Member of the House of Representatives for Jere Federal Constituency
- In office 2011–2015
- Preceded by: Abba Dawud Lawan

Personal details
- Born: Borno State, Nigeria
- Occupation: Politician, banking executive

= Ka'amuna Khadi =

Nigerian politician and banking executive

Ka'amuna Ibrahim Khadi is a Nigerian politician and banking executive from Borno State. She represented Jere Federal Constituency in the House of Representatives from 2011 to 2015, and in December 2025 was appointed Executive Director for Risk Management and Strategy at the Bank of Agriculture.

== Political career ==
Khadi was elected to the House of Representatives in the 2011 general election, representing Jere Federal Constituency of Borno State in the 7th National Assembly.

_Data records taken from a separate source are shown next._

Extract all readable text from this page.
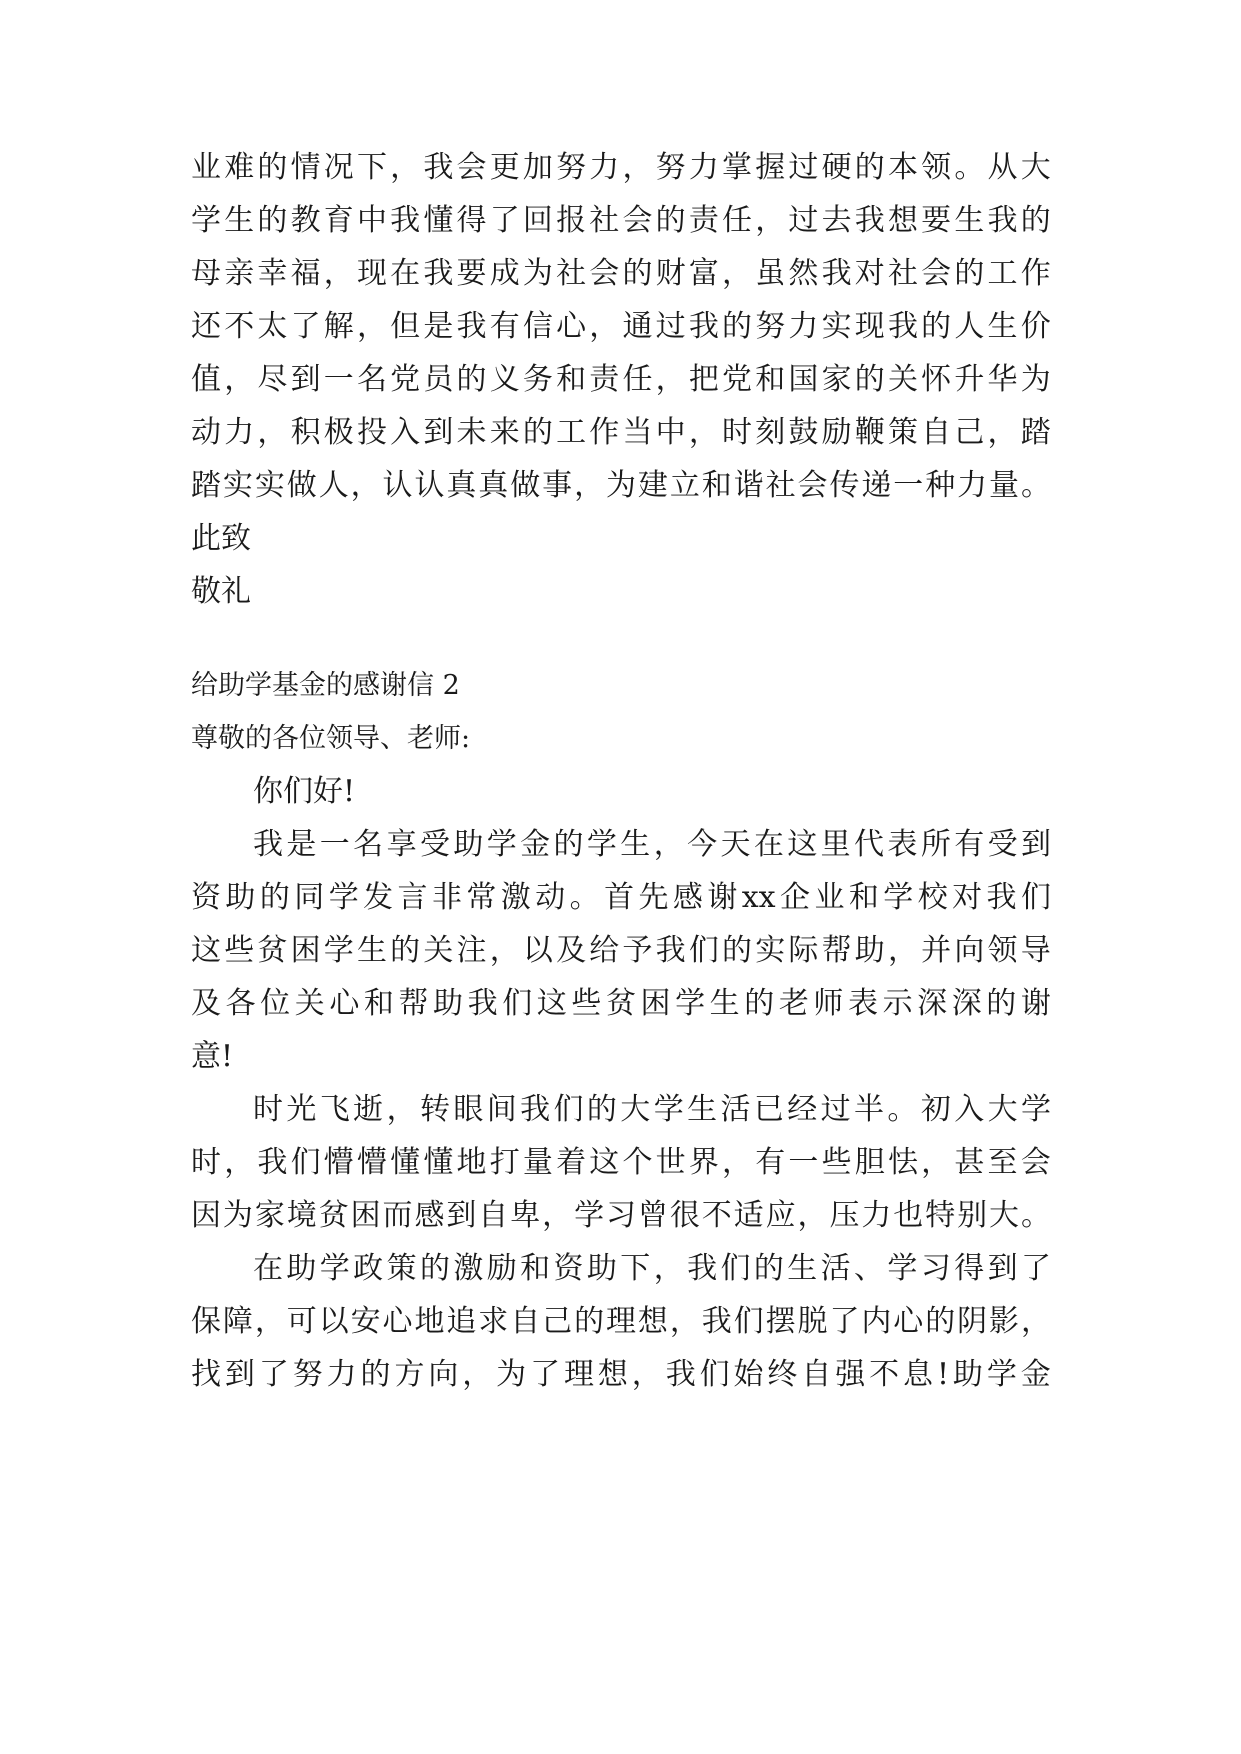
业 难 的 情 况 下 ， 我 会 更 加 努 力 ， 努 力 掌 握 过 硬 的 本 领 。 从 大
学 生 的 教 育 中 我 懂 得 了 回 报 社 会 的 责 任 ， 过 去 我 想 要 生 我 的
母 亲 幸 福 ， 现 在 我 要 成 为 社 会 的 财 富 ， 虽 然 我 对 社 会 的 工 作
还 不 太 了 解 ， 但 是 我 有 信 心 ， 通 过 我 的 努 力 实 现 我 的 人 生 价
值 ， 尽 到 一 名 党 员 的 义 务 和 责 任 ， 把 党 和 国 家 的 关 怀 升 华 为
动 力 ， 积 极 投 入 到 未 来 的 工 作 当 中 ， 时 刻 鼓 励 鞭 策 自 己 ， 踏
踏 实 实 做 人 ， 认 认 真 真 做 事 ， 为 建 立 和 谐 社 会 传 递 一 种 力 量 。
此致
敬礼
给助学基金的感谢信 2
尊敬的各位领导、老师:
你们好!
我 是 一 名 享 受 助 学 金 的 学 生 ， 今 天 在 这 里 代 表 所 有 受 到
资 助 的 同 学 发 言 非 常 激 动 。 首 先 感 谢 xx 企 业 和 学 校 对 我 们
这 些 贫 困 学 生 的 关 注 ， 以 及 给 予 我 们 的 实 际 帮 助 ， 并 向 领 导
及 各 位 关 心 和 帮 助 我 们 这 些 贫 困 学 生 的 老 师 表 示 深 深 的 谢
意!
时 光 飞 逝 ， 转 眼 间 我 们 的 大 学 生 活 已 经 过 半 。 初 入 大 学
时 ， 我 们 懵 懵 懂 懂 地 打 量 着 这 个 世 界 ， 有 一 些 胆 怯 ， 甚 至 会
因 为 家 境 贫 困 而 感 到 自 卑 ， 学 习 曾 很 不 适 应 ， 压 力 也 特 别 大 。
在 助 学 政 策 的 激 励 和 资 助 下 ， 我 们 的 生 活 、 学 习 得 到 了
保 障 ， 可 以 安 心 地 追 求 自 己 的 理 想 ， 我 们 摆 脱 了 内 心 的 阴 影 ，
找 到 了 努 力 的 方 向 ， 为 了 理 想 ， 我 们 始 终 自 强 不 息 ! 助 学 金
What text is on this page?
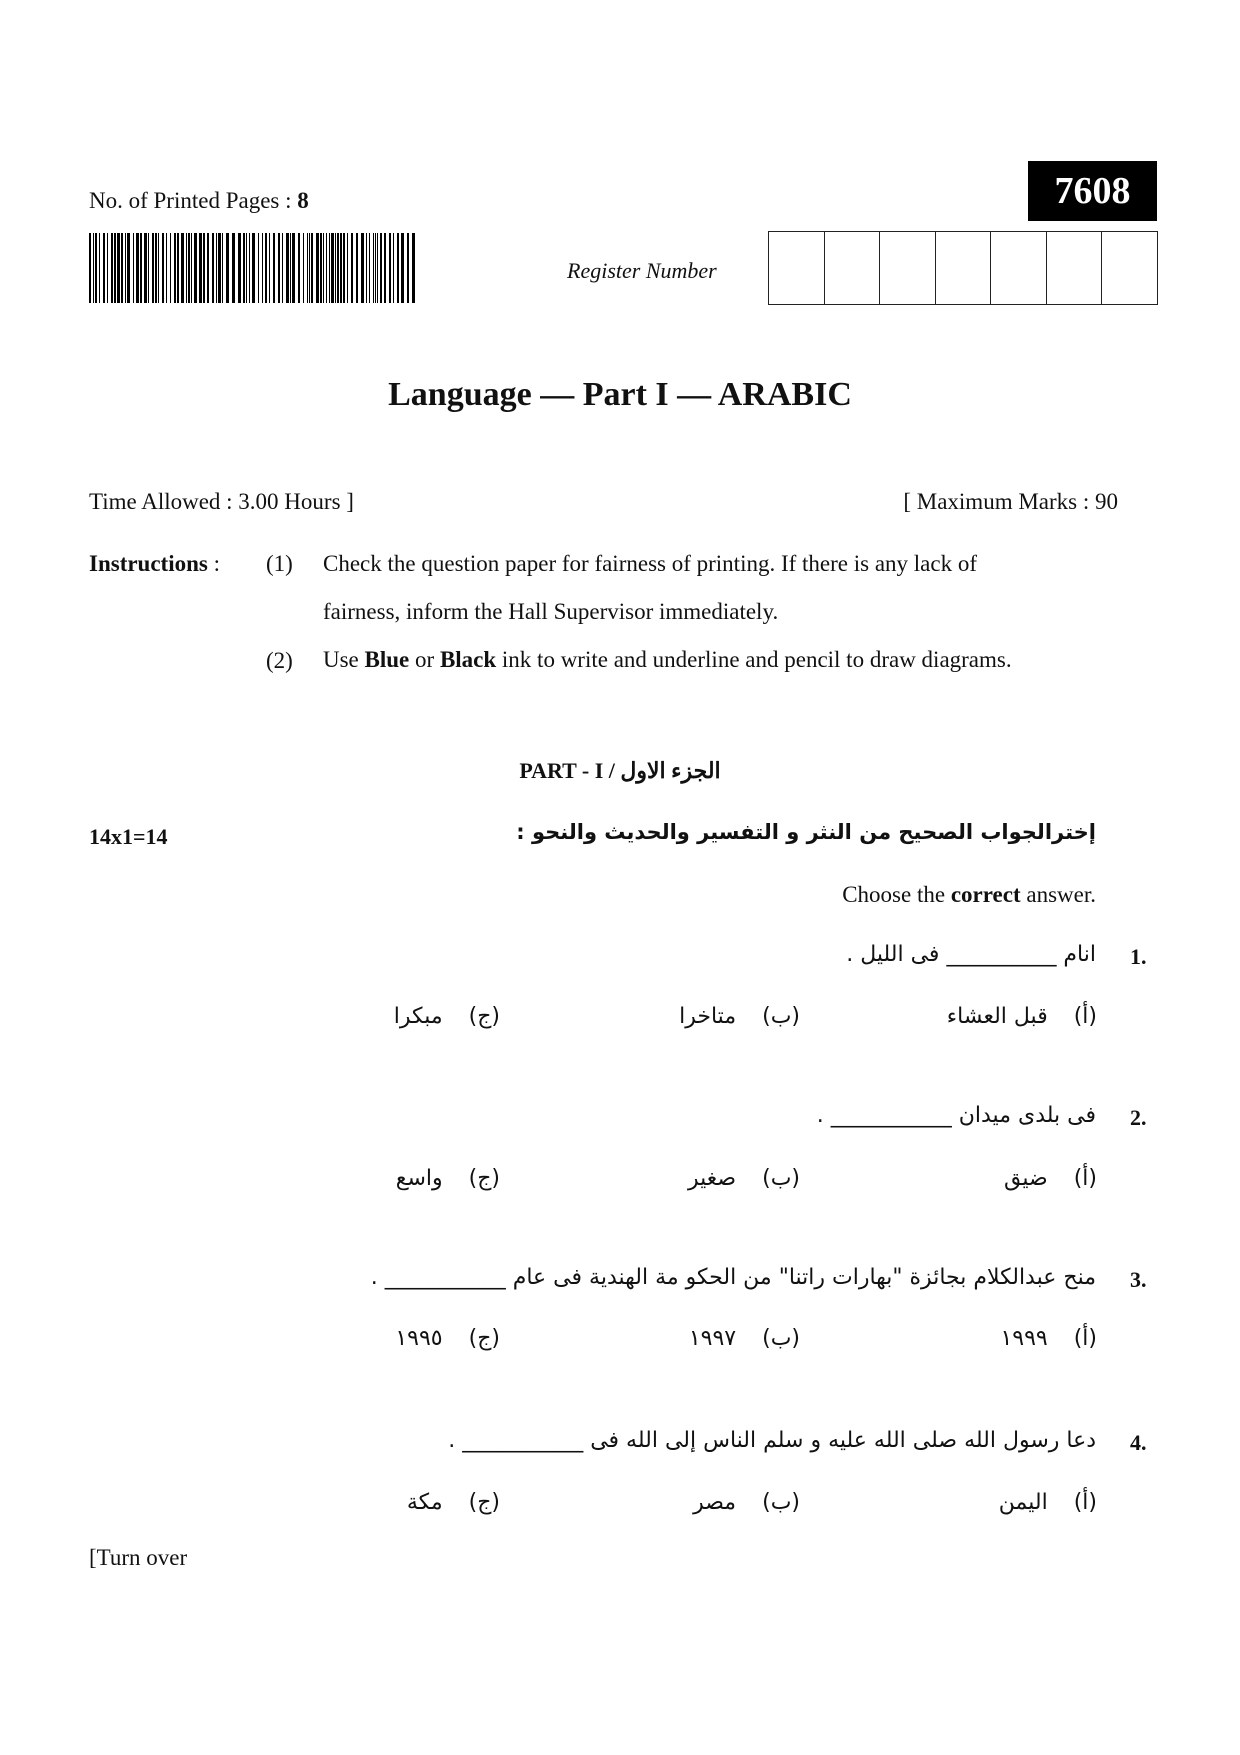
No. of Printed Pages : 8	7608
Register Number
Language — Part I — ARABIC
Time Allowed : 3.00 Hours ]	[ Maximum Marks : 90
Instructions : (1) Check the question paper for fairness of printing. If there is any lack of
fairness, inform the Hall Supervisor immediately.
(2) Use Blue or Black ink to write and underline and pencil to draw diagrams.
PART - I / الجزء الاول
14x1=14	إخترالجواب الصحيح من النثر و التفسير والحديث والنحو :
Choose the correct answer.
1.
انام __________ فى الليل .
(أ)
قبل العشاء
(ب)
متاخرا
(ج)
مبكرا
2.
فى بلدى ميدان ___________ .
(أ)
ضيق
(ب)
صغير
(ج)
واسع
3.
منح عبدالكلام بجائزة "بهارات راتنا" من الحكو مة الهندية فى عام ___________ .
(أ)
١٩٩٩
(ب)
١٩٩٧
(ج)
١٩٩٥
4.
دعا رسول الله صلى الله عليه و سلم الناس إلى الله فى ___________ .
(أ)
اليمن
(ب)
مصر
(ج)
مكة
[Turn over
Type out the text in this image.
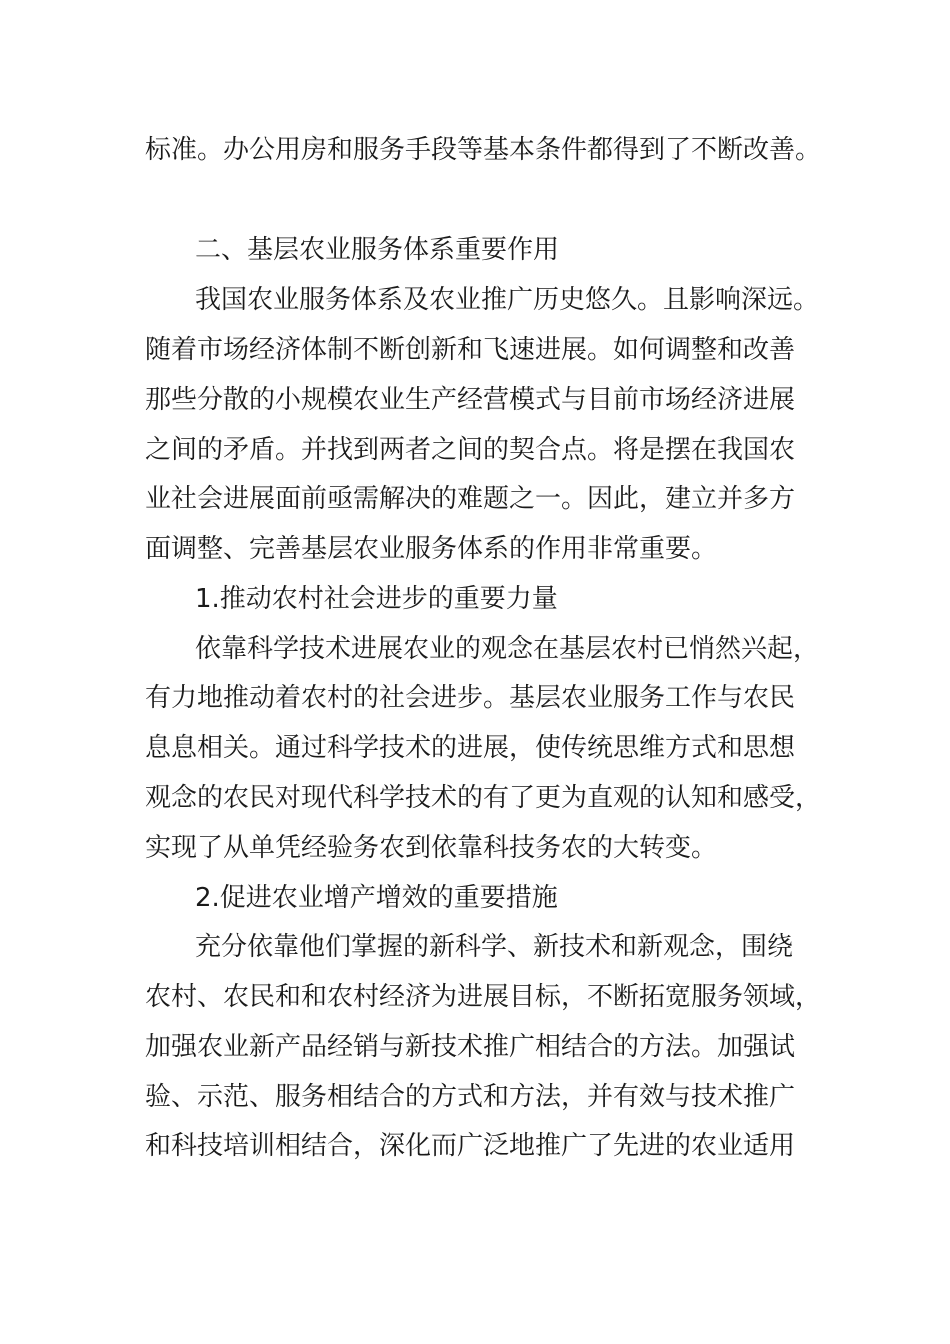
标准。办公用房和服务手段等基本条件都得到了不断改善。
二、基层农业服务体系重要作用
我国农业服务体系及农业推广历史悠久。且影响深远。
随着市场经济体制不断创新和飞速进展。如何调整和改善
那些分散的小规模农业生产经营模式与目前市场经济进展
之间的矛盾。并找到两者之间的契合点。将是摆在我国农
业社会进展面前亟需解决的难题之一。因此，建立并多方
面调整、完善基层农业服务体系的作用非常重要。
1.推动农村社会进步的重要力量
依靠科学技术进展农业的观念在基层农村已悄然兴起，
有力地推动着农村的社会进步。基层农业服务工作与农民
息息相关。通过科学技术的进展，使传统思维方式和思想
观念的农民对现代科学技术的有了更为直观的认知和感受，
实现了从单凭经验务农到依靠科技务农的大转变。
2.促进农业增产增效的重要措施
充分依靠他们掌握的新科学、新技术和新观念，围绕
农村、农民和和农村经济为进展目标，不断拓宽服务领域，
加强农业新产品经销与新技术推广相结合的方法。加强试
验、示范、服务相结合的方式和方法，并有效与技术推广
和科技培训相结合，深化而广泛地推广了先进的农业适用
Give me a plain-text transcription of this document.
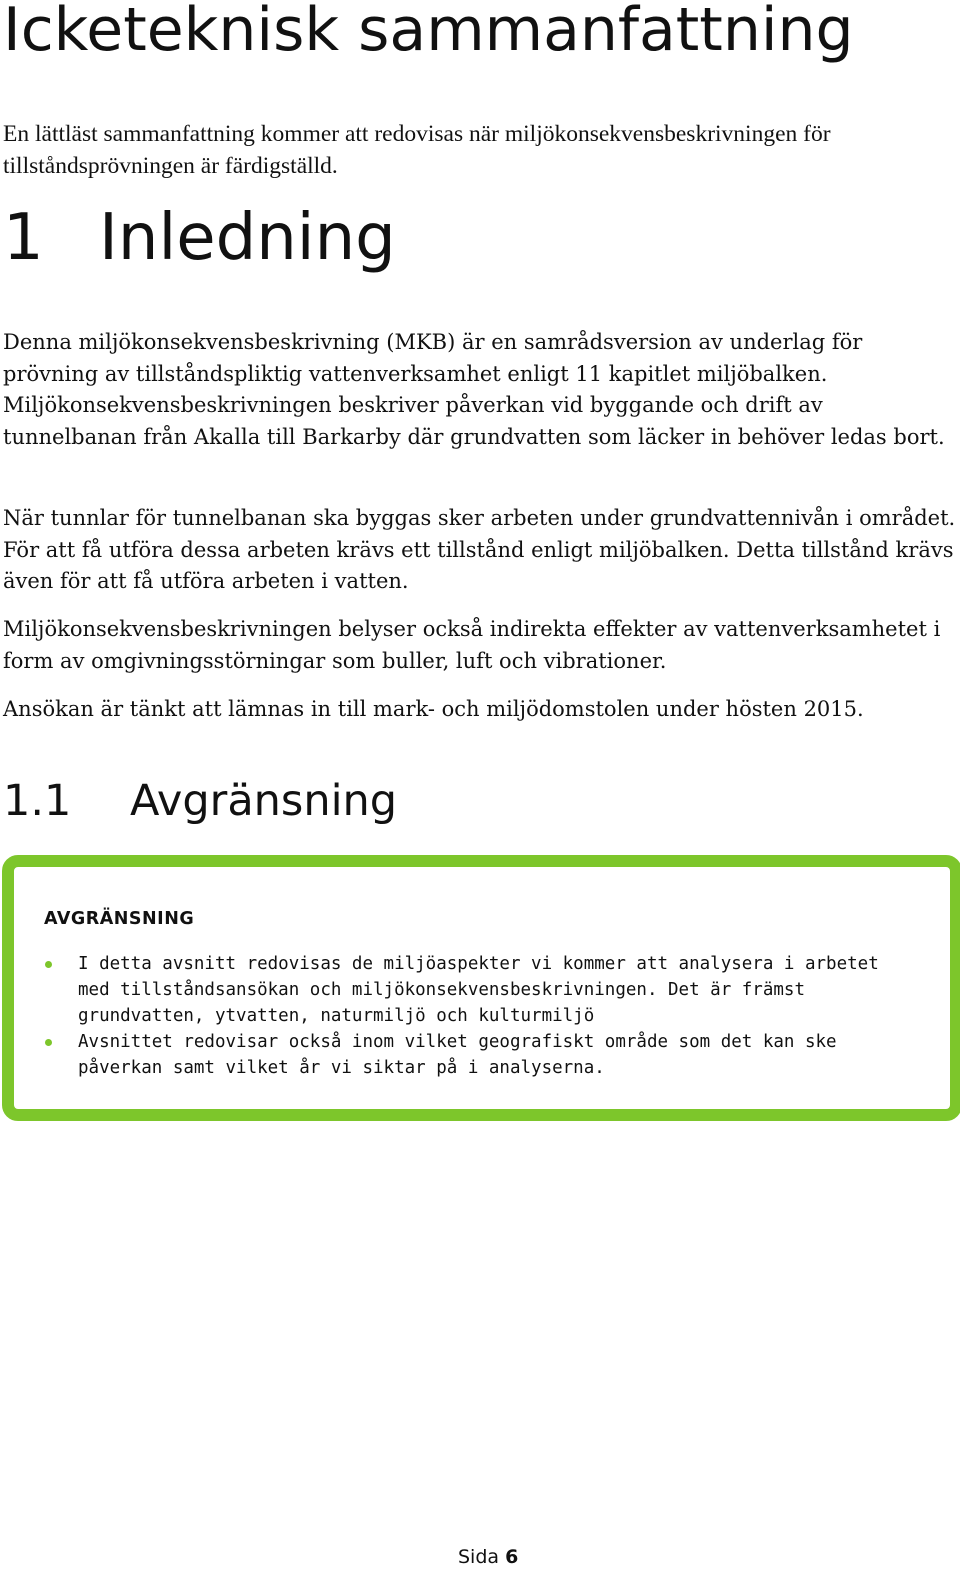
Icketeknisk sammanfattning

En lättläst sammanfattning kommer att redovisas när miljökonsekvensbeskrivningen för tillståndsprövningen är färdigställd.

1 Inledning

Denna miljökonsekvensbeskrivning (MKB) är en samrådsversion av underlag för prövning av tillståndspliktig vattenverksamhet enligt 11 kapitlet miljöbalken. Miljökonsekvensbeskrivningen beskriver påverkan vid byggande och drift av tunnelbanan från Akalla till Barkarby där grundvatten som läcker in behöver ledas bort.

När tunnlar för tunnelbanan ska byggas sker arbeten under grundvattennivån i området. För att få utföra dessa arbeten krävs ett tillstånd enligt miljöbalken. Detta tillstånd krävs även för att få utföra arbeten i vatten.

Miljökonsekvensbeskrivningen belyser också indirekta effekter av vattenverksamhetet i form av omgivningsstörningar som buller, luft och vibrationer.

Ansökan är tänkt att lämnas in till mark- och miljödomstolen under hösten 2015.

1.1 Avgränsning

AVGRÄNSNING

I detta avsnitt redovisas de miljöaspekter vi kommer att analysera i arbetet med tillståndsansökan och miljökonsekvensbeskrivningen. Det är främst grundvatten, ytvatten, naturmiljö och kulturmiljö
Avsnittet redovisar också inom vilket geografiskt område som det kan ske påverkan samt vilket år vi siktar på i analyserna.
Sida 6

She served a single term, which ended in 2015.

== Bank of Agriculture ==
In December 2025, President Bola Tinubu constituted new boards for the Bank of Agriculture, the National Agricultural Development Fund and the Universal Basic Education Commission. Khadi was named Executive Director for Risk Management and Strategy at the Bank of Agriculture, one of three executive directors appointed alongside Fatima Garba and Hakeem Oluwatosin Salami, under chairman Muhammad Babangida and managing director Ayodeji Sotinrin.

The board was inaugurated in July 2026 by the Minister of Agriculture and Food Security, Abubakar Kyari, who directed its members to prioritise credit access for farmers and agribusinesses and to improve the bank's loan recovery.